Menyangkut siapa atau apa identitas terdakwa telah ditentukan dalam Pasal 142 ayat (2) Undang-Undang Nomor 8 Tahun 1981 tentang Hukum Acara Pidana, yang sering disebut dengan Kitab Undang-Undang Hukum Acara Pidana (KUHAP). Dalam ketentuan tersebut dinyatakan, Penuntut Umum membuat surat dakwaan yang diberi tanggal dan ditandatangani serta berisi ; nama lengkap, tempat lahir, umur atau tanggal lahir, jenis kelamin, kebangsaan, tempat tinggal, agama dan pekerjaan tersangka.
Dari ketentuan Pasal 142 KUHAP di atas, jelas ditentukan bahwa yang membuat surat dakwaan adalah Penuntut Umum. Dan, salah satu isi dari dakwaan tersebut adalah adanya indentitas terdakwa sebagaimana tersebut di atas kecuali perihal pendidikan terdakwa.
Mengenai tingkat Pendidikan tidak diperintahkan oleh KUHAP. Tetapi dalam prakteknya, sering pula penuntut umum mencantumkannya. Menurut saya, bagus juga jika dicantumkan tingkat pendidikan terdakwa. Paling tidak, ini akan menjadi pertimbangan majelis hakim dalam memutuskan berat ringannya hukuman yang dikenakan kepada terdakwa (strafmaat).

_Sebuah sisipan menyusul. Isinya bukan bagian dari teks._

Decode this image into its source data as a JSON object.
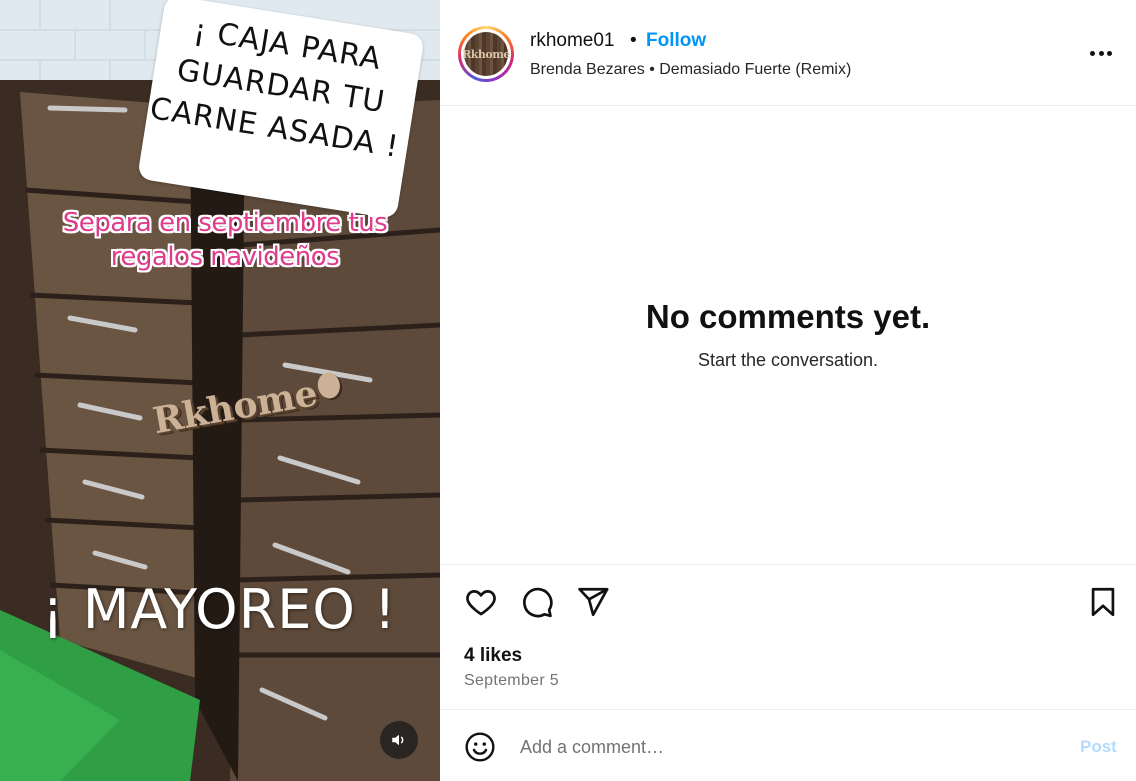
{
  "media": {
    "caption_lines": [
      "¡ CAJA PARA",
      "GUARDAR TU",
      "CARNE ASADA !"
    ],
    "promo_lines": [
      "Separa en septiembre tus",
      "regalos navideños"
    ],
    "brand_logo": "Rkhome",
    "headline": "¡ MAYOREO !",
    "sound_icon": "speaker-icon"
  },
  "header": {
    "avatar_label": "Rkhome",
    "username": "rkhome01",
    "separator": "•",
    "follow_label": "Follow",
    "audio_artist": "Brenda Bezares",
    "audio_separator": "•",
    "audio_track": "Demasiado Fuerte (Remix)",
    "more_icon": "more-horizontal-icon"
  },
  "comments": {
    "empty_title": "No comments yet.",
    "empty_subtitle": "Start the conversation."
  },
  "actions": {
    "like_icon": "heart-icon",
    "comment_icon": "comment-bubble-icon",
    "share_icon": "paper-plane-icon",
    "save_icon": "bookmark-icon",
    "likes_text": "4 likes",
    "date_text": "September 5"
  },
  "composer": {
    "emoji_icon": "emoji-icon",
    "placeholder": "Add a comment…",
    "value": "",
    "post_label": "Post"
  },
  "colors": {
    "follow": "#0095f6",
    "post_disabled": "#b3dbff",
    "promo_pink": "#e03c8c",
    "secondary_text": "#737373"
  }
}
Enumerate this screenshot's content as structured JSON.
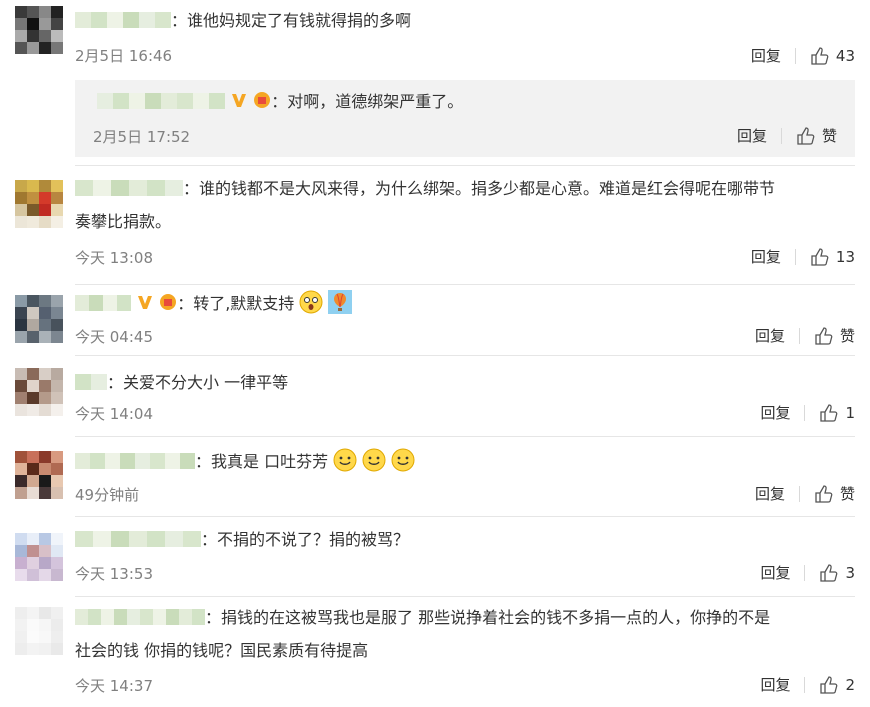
{
  "comments": [
    {
      "text": "：谁他妈规定了有钱就得捐的多啊",
      "time": "2月5日 16:46",
      "reply_label": "回复",
      "likes": "43",
      "reply": {
        "text": "：对啊，道德绑架严重了。",
        "time": "2月5日 17:52",
        "reply_label": "回复",
        "likes": "赞"
      }
    },
    {
      "text_line1": "：谁的钱都不是大风来得，为什么绑架。捐多少都是心意。难道是红会得呢在哪带节",
      "text_line2": "奏攀比捐款。",
      "time": "今天 13:08",
      "reply_label": "回复",
      "likes": "13"
    },
    {
      "text": "：转了,默默支持",
      "time": "今天 04:45",
      "reply_label": "回复",
      "likes": "赞"
    },
    {
      "text": "：关爱不分大小 一律平等",
      "time": "今天 14:04",
      "reply_label": "回复",
      "likes": "1"
    },
    {
      "text": "：我真是 口吐芬芳",
      "time": "49分钟前",
      "reply_label": "回复",
      "likes": "赞"
    },
    {
      "text": "：不捐的不说了？捐的被骂？",
      "time": "今天 13:53",
      "reply_label": "回复",
      "likes": "3"
    },
    {
      "text_line1": "：捐钱的在这被骂我也是服了 那些说挣着社会的钱不多捐一点的人，你挣的不是",
      "text_line2": "社会的钱 你捐的钱呢？国民素质有待提高",
      "time": "今天 14:37",
      "reply_label": "回复",
      "likes": "2"
    }
  ],
  "icons": {
    "thumb": "thumbs-up-icon",
    "vip": "vip-v-icon",
    "smile": "smile-emoji-icon",
    "shock": "shock-emoji-icon",
    "balloon": "balloon-emoji-icon"
  },
  "colors": {
    "text": "#333333",
    "meta": "#808080",
    "reply_bg": "#f2f2f2",
    "divider": "#e6e6e6",
    "vip": "#f5a623"
  }
}
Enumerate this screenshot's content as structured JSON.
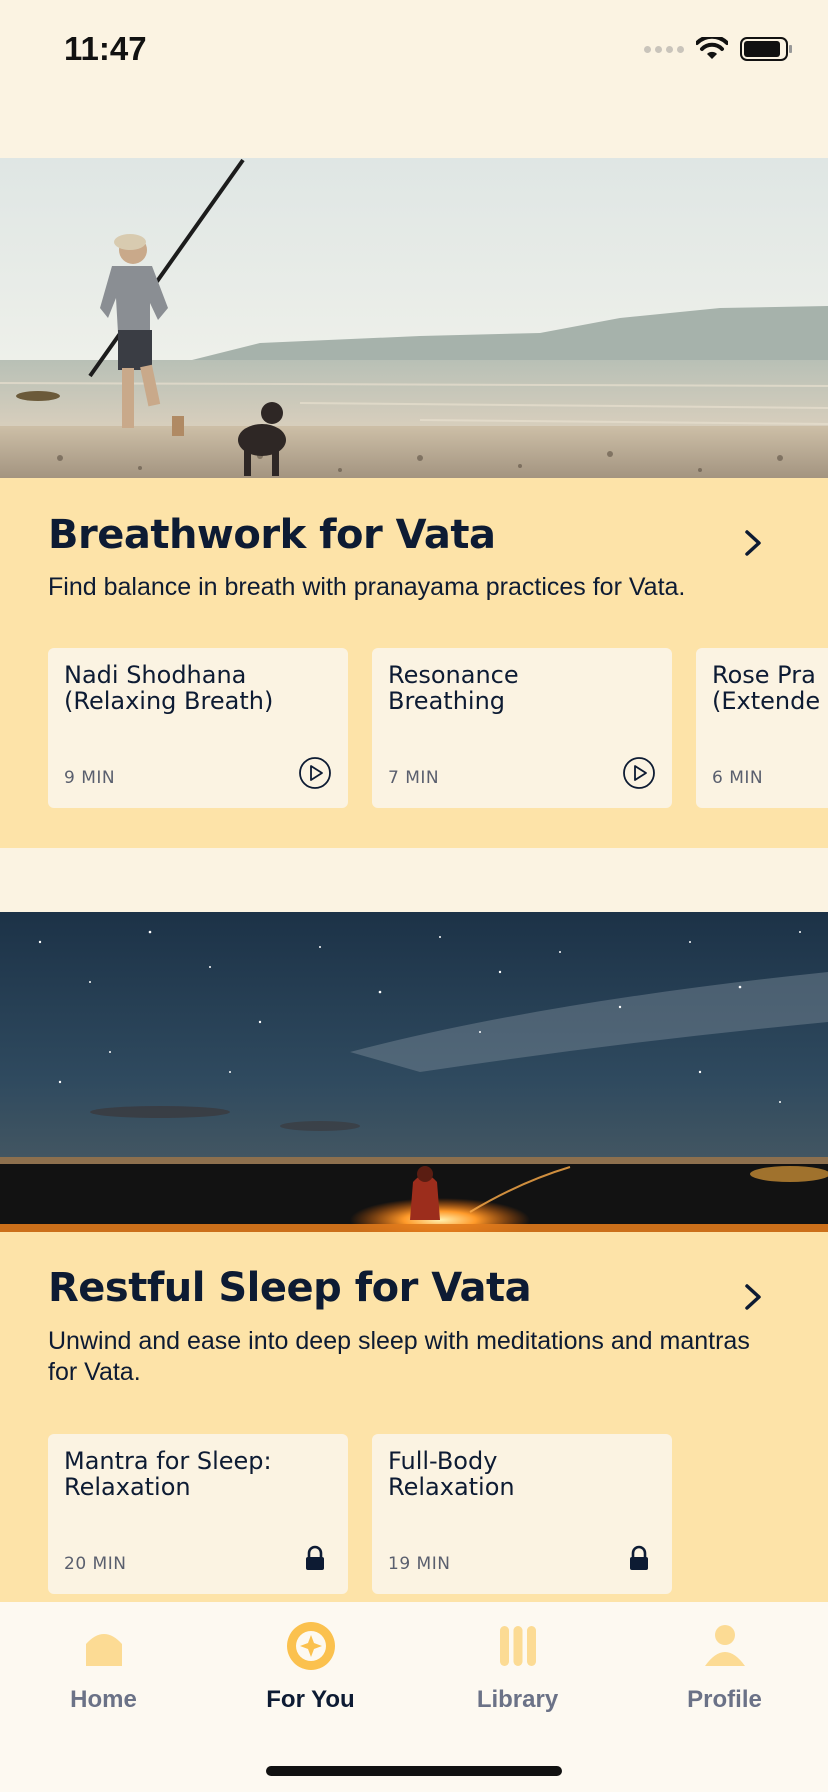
{
  "status_bar": {
    "time": "11:47"
  },
  "sections": [
    {
      "title": "Breathwork for Vata",
      "description": "Find balance in breath with pranayama practices for Vata.",
      "cards": [
        {
          "title": "Nadi Shodhana\n(Relaxing Breath)",
          "duration": "9 MIN",
          "icon": "play-icon"
        },
        {
          "title": "Resonance\nBreathing",
          "duration": "7 MIN",
          "icon": "play-icon"
        },
        {
          "title": "Rose Pra\n(Extende",
          "duration": "6 MIN",
          "icon": ""
        }
      ]
    },
    {
      "title": "Restful Sleep for Vata",
      "description": "Unwind and ease into deep sleep with meditations and mantras for Vata.",
      "cards": [
        {
          "title": "Mantra for Sleep:\nRelaxation",
          "duration": "20 MIN",
          "icon": "lock-icon"
        },
        {
          "title": "Full-Body\nRelaxation",
          "duration": "19 MIN",
          "icon": "lock-icon"
        }
      ]
    }
  ],
  "tab_bar": {
    "items": [
      {
        "label": "Home",
        "icon": "home-icon"
      },
      {
        "label": "For You",
        "icon": "compass-icon"
      },
      {
        "label": "Library",
        "icon": "library-icon"
      },
      {
        "label": "Profile",
        "icon": "profile-icon"
      }
    ],
    "active": "For You"
  },
  "colors": {
    "background": "#fbf3e2",
    "section": "#fde3a8",
    "card": "#fbf3e2",
    "text": "#0d1b33",
    "accent": "#fbc14e",
    "inactive_icon": "#fcdb94"
  }
}
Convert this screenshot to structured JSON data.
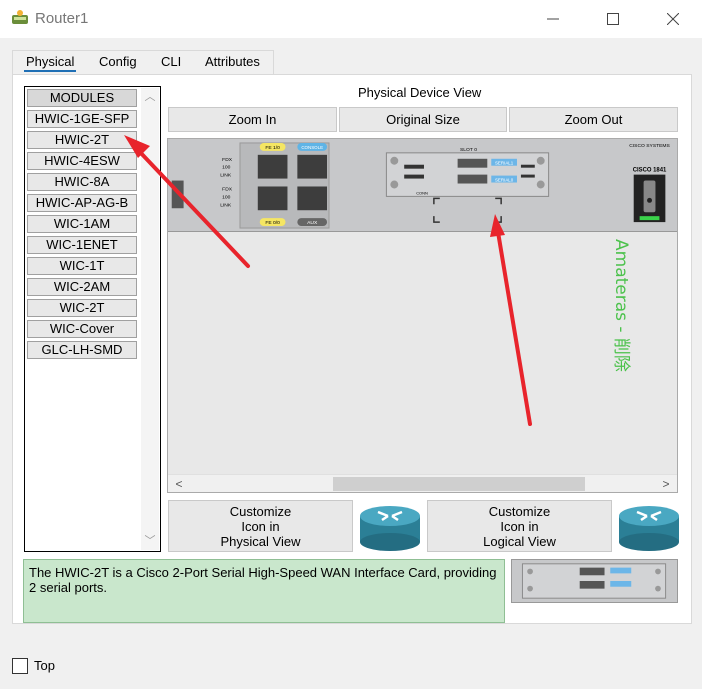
{
  "window": {
    "title": "Router1"
  },
  "tabs": [
    "Physical",
    "Config",
    "CLI",
    "Attributes"
  ],
  "modules": {
    "header": "MODULES",
    "items": [
      "HWIC-1GE-SFP",
      "HWIC-2T",
      "HWIC-4ESW",
      "HWIC-8A",
      "HWIC-AP-AG-B",
      "WIC-1AM",
      "WIC-1ENET",
      "WIC-1T",
      "WIC-2AM",
      "WIC-2T",
      "WIC-Cover",
      "GLC-LH-SMD"
    ]
  },
  "device_view": {
    "label": "Physical Device View",
    "zoom_in": "Zoom In",
    "original_size": "Original Size",
    "zoom_out": "Zoom Out",
    "chassis": {
      "fe_1_0": "FE 1/0",
      "console": "CONSOLE",
      "fe_0_0": "FE 0/0",
      "aux": "AUX",
      "fdx": "FDX",
      "speed": "100",
      "link": "LINK",
      "slot": "SLOT 0",
      "serial1": "SERIAL1",
      "serial0": "SERIAL0",
      "conn": "CONN",
      "brand": "CISCO SYSTEMS",
      "model": "CISCO 1841"
    }
  },
  "watermark": "Amateras - 削除",
  "customize_physical": [
    "Customize",
    "Icon in",
    "Physical View"
  ],
  "customize_logical": [
    "Customize",
    "Icon in",
    "Logical View"
  ],
  "description": "The HWIC-2T is a Cisco 2-Port Serial High-Speed WAN Interface Card, providing 2 serial ports.",
  "bottom": {
    "top_label": "Top"
  },
  "colors": {
    "desc_bg": "#c9e7cc",
    "arrow": "#e8242c",
    "watermark": "#4cc24c",
    "tab_underline": "#1f6fb5"
  }
}
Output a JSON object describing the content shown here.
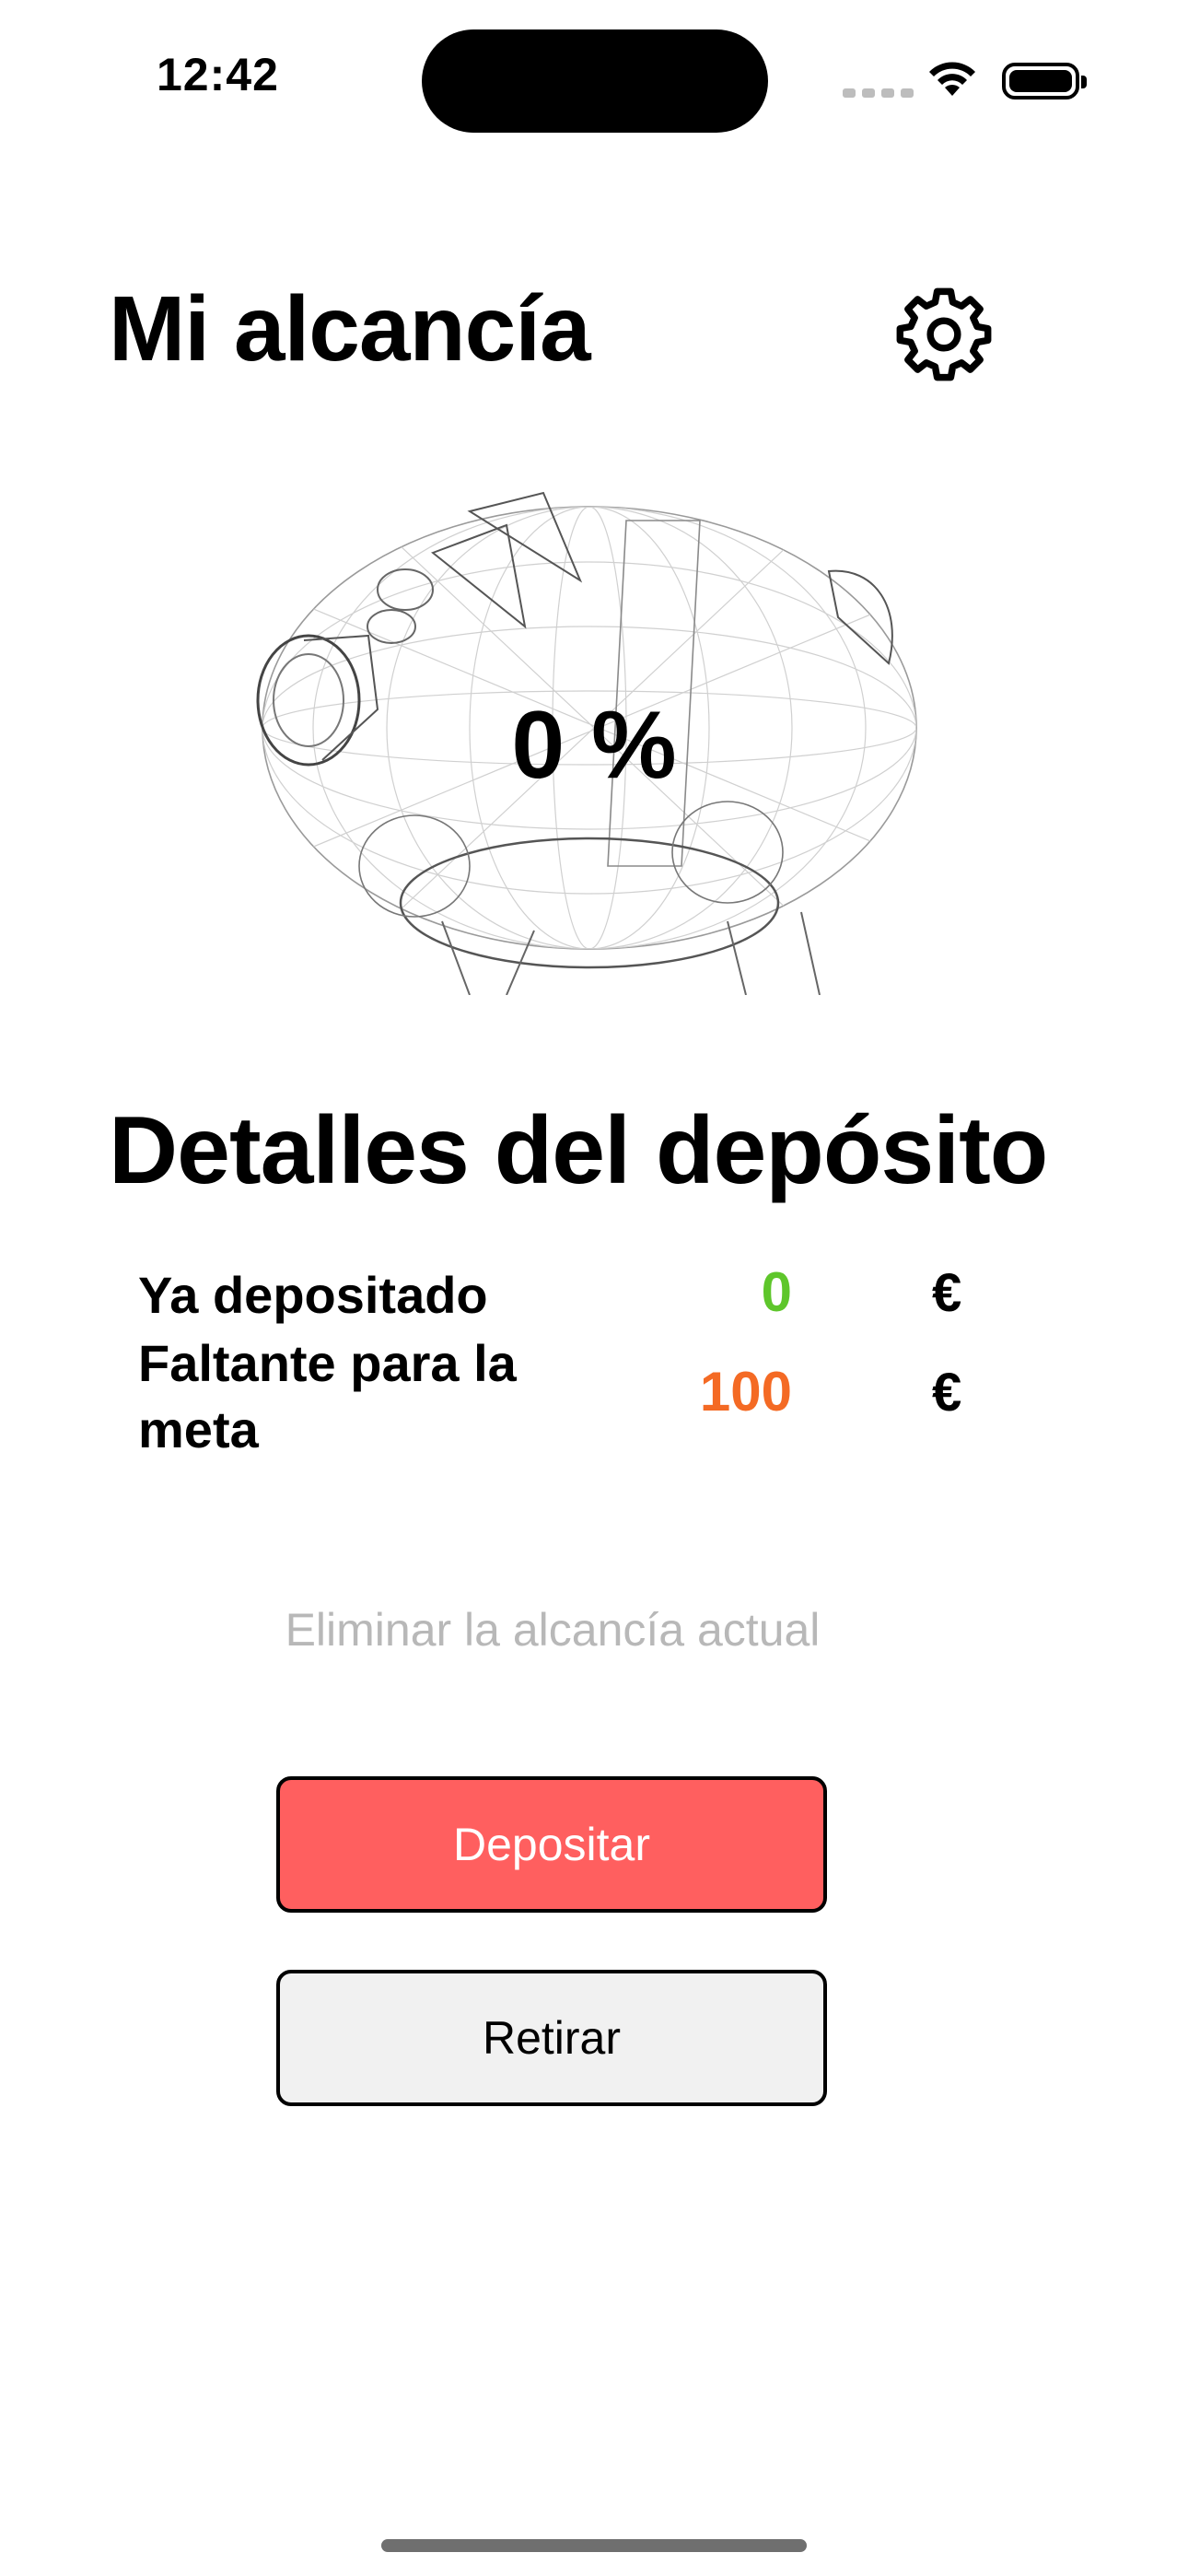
{
  "status_bar": {
    "time": "12:42",
    "icons": [
      "cellular-icon",
      "wifi-icon",
      "battery-icon"
    ]
  },
  "header": {
    "title": "Mi alcancía",
    "settings_icon": "gear-icon"
  },
  "piggy": {
    "illustration": "piggy-bank-wireframe",
    "progress_label": "0 %",
    "progress_fraction": 0
  },
  "details": {
    "title": "Detalles del depósito",
    "rows": [
      {
        "label": "Ya depositado",
        "value": "0",
        "currency": "€",
        "color": "#5ec62b"
      },
      {
        "label": "Faltante para la meta",
        "value": "100",
        "currency": "€",
        "color": "#f46a24"
      }
    ]
  },
  "actions": {
    "delete_label": "Eliminar la alcancía actual",
    "deposit_label": "Depositar",
    "withdraw_label": "Retirar",
    "deposit_color": "#ff5f5f"
  }
}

Selain identitas sebagaimana dikemukakan di atas, dalam surat dakwaan juga harus memuat uraian secara cermat, jelas dan lengkap mengenai tindak pidana yang didakwakan dengan menyebutkan waktu dan tempat tindak pidana itu dilakukan. Uraian yang lengkap dimaksud harus dinarasikan secara kronologis berdasarkan urutan waktu perbuatan pidana yang didakwakan dilakukan, meliputi kapan dan dimana serta peraturan perundang-undangan yang telah dilanggar.
Mengenai uraian peraturan perundang-undangan yang telah dilanggar, Jaksa Penuntut Umum harus secara tegas dan jelas menyebutkan undang-undang apa atau peraturan apa serta menegaskan pasal-pasal serta ayat berapa saja yang telah dilanggar. Misalnya, dalam perkara korupsi dana desa, maka penuntut umum dalam surat dakwaannya harus menyebutkan pasal-pasal dari Undang-Undang Nomor 6 Tahun 2004 tentang Desa, Peraturan Pemerintah Nomor 58 Tahun 2005 tentang Pengelolaan Keuangan Daerah, Peraturan Menteri Dalam Negeri Nomor 13 Tahun 2014 tentang Pengelolaan Keuangan Desa, beserta turunannya yang diatur dengan Peraturan Gubernur hingga Peraturan Bupati/Walikota yang memang benar-benar telah dilanggar oleh terdakwa.
Begitu pula halnya jika modus korupsi lain, misalnya korupsi proyek pembangunan fisik jalan, jembatan, jeti (pangkalan kecil untuk perahu nelayan, bot penumpang dan feri), dan lain-lain juga harus mencantumkan peraturan perundang-undangan yang telah dilanggar yang relevan dengan kasus yang didakwakan.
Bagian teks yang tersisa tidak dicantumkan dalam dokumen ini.